Court Opinion

ID: 8865074
Source: CourtListenerOpinion
Date Created: 2022-11-26 18:02:12.350639+00
Date Added: 2024-06-11T17:05:58.022055
License: Public Domain

PEE CURIAM.
The facts are fully set forth in the opinion of the district judge. We are satisfied from the evidence that the negligent act which caused the precipitate descent of the topmast was not any improper casting off of one of the turns of the chain from around the drum. The subsequent experiments indicate quite clearly that the remaining turns gave a sufficient purchase to control the descent of the topmast, if only the free end of the chain had been held taut, as it might readily have been, and paid out gradually.
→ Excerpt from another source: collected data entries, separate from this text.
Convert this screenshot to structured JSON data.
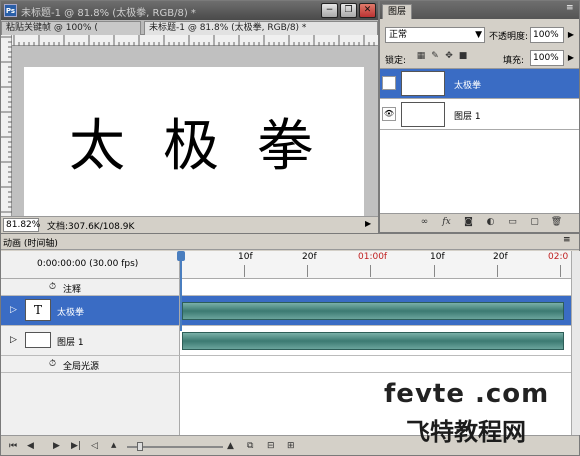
{
  "document_window": {
    "app_icon": "Ps",
    "title": "未标题-1 @ 81.8% (太极拳, RGB/8) *",
    "tabs": [
      {
        "label": "粘贴关键帧 @ 100% ("
      },
      {
        "label": "未标题-1 @ 81.8% (太极拳, RGB/8) *"
      }
    ],
    "canvas_text": "太极拳",
    "zoom": "81.82%",
    "doc_size": "文档:307.6K/108.9K",
    "window_buttons": {
      "minimize": "−",
      "maximize": "❐",
      "close": "✕"
    }
  },
  "layers_panel": {
    "tab": "图层",
    "menu": "≡",
    "blend_mode": "正常",
    "opacity_label": "不透明度:",
    "opacity": "100%",
    "lock_label": "锁定:",
    "fill_label": "填充:",
    "fill": "100%",
    "layers": [
      {
        "name": "太极拳",
        "thumb": "T",
        "selected": true
      },
      {
        "name": "图层 1",
        "thumb": "",
        "selected": false
      }
    ],
    "footer_icons": [
      "link-icon",
      "fx-icon",
      "mask-icon",
      "adjustment-icon",
      "group-icon",
      "new-layer-icon",
      "trash-icon"
    ]
  },
  "animation_panel": {
    "tab": "动画 (时间轴)",
    "menu": "≡",
    "timecode": "0:00:00:00",
    "fps": "(30.00 fps)",
    "ruler_labels": [
      "10f",
      "20f",
      "01:00f",
      "10f",
      "20f",
      "02:0"
    ],
    "tracks": [
      {
        "label": "注释",
        "type": "sub"
      },
      {
        "label": "太极拳",
        "type": "layer",
        "thumb": "T",
        "selected": true
      },
      {
        "label": "图层 1",
        "type": "layer",
        "thumb": "",
        "selected": false
      },
      {
        "label": "全局光源",
        "type": "sub"
      }
    ]
  },
  "watermark": {
    "line1": "fevte .com",
    "line2": "飞特教程网"
  }
}
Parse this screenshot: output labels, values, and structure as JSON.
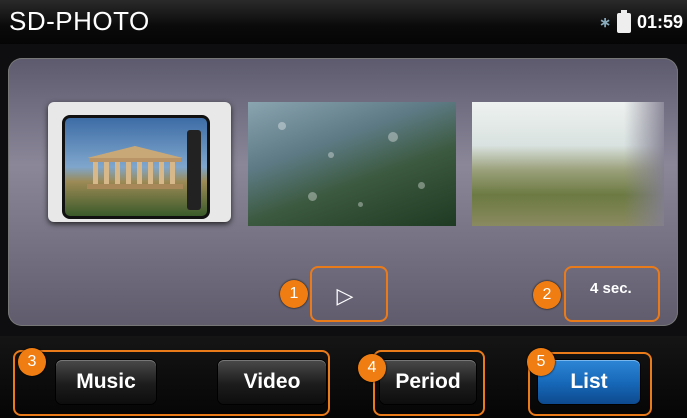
{
  "titlebar": {
    "title": "SD-PHOTO",
    "time": "01:59"
  },
  "slideshow": {
    "play_icon": "▷",
    "interval": "4 sec."
  },
  "buttons": {
    "music": "Music",
    "video": "Video",
    "period": "Period",
    "list": "List"
  },
  "callouts": {
    "c1": "1",
    "c2": "2",
    "c3": "3",
    "c4": "4",
    "c5": "5"
  },
  "colors": {
    "accent": "#ef7d12",
    "list_button": "#1f74c8"
  }
}
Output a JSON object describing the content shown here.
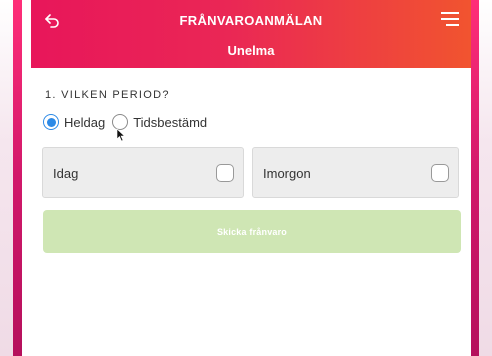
{
  "header": {
    "title": "FRÅNVAROANMÄLAN",
    "subtitle": "Unelma",
    "back_icon": "back-arrow-icon",
    "menu_icon": "hamburger-menu-icon"
  },
  "period": {
    "label": "1. VILKEN PERIOD?",
    "options": [
      {
        "label": "Heldag",
        "checked": true
      },
      {
        "label": "Tidsbestämd",
        "checked": false
      }
    ]
  },
  "days": {
    "today": {
      "label": "Idag",
      "checked": false
    },
    "tomorrow": {
      "label": "Imorgon",
      "checked": false
    }
  },
  "submit": {
    "label": "Skicka frånvaro",
    "enabled": false
  },
  "colors": {
    "header_start": "#e8165a",
    "header_end": "#f1542f",
    "radio_accent": "#2d8ae6",
    "submit_disabled": "#cfe6b4"
  }
}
There is no force, therefore, in any suggestion that an improper or negligent order of the mate caused the accident. That officer undertook to carry out his own order. He cast off the turn (or two), checking any slip of the chain by pressing it against the drum. Had he not released that pressure until the seamen who held the free end had it well in hand, there is nothing in the record to indicate that the chain would have got beyond control. The seamen, however, supposed that he was intending to pay out himself, and had relaxed their hold; while he, supposing they still maintained it, released the pressure, and in a few seconds the weight of the topmast imparted an impetus to the chain which none of them could overcome. The negligence was that of the three men (the mate and the two seamen) in carrying out the instruction to reduce the number of turns around the drum. When participating in this particular work, the mate was not acting *219as master or vice principal, but as an ordinary seaman, or, at most, as the foreman of a gang performing ordinary seamen’s work. The case is within the rule laid down in Quinn v. Lighterage Co., 23 Blatchf. 209, 23 Fed. 363, and clearly disfinguishable from the cases cited by the appellant: Peterson v. The Chandos, 4 Fed. 645; Daub v. Railway Co., 18 Fed. 625; The Sachem, 42 Fed. 66; The Titan, 23 Fed. 413; and McCullough’s Adm’x v. Steamboat Co., 20 U. S. App. 570, 9 C. C. A. 521, and 61 Fed. 364.
We concur, also, in the finding of the district court that there is no evidence that the shackle was insufficient. Its breaking seems to have been the result, not the cause, of the accident. The decree of the district court is affirmed, with costs.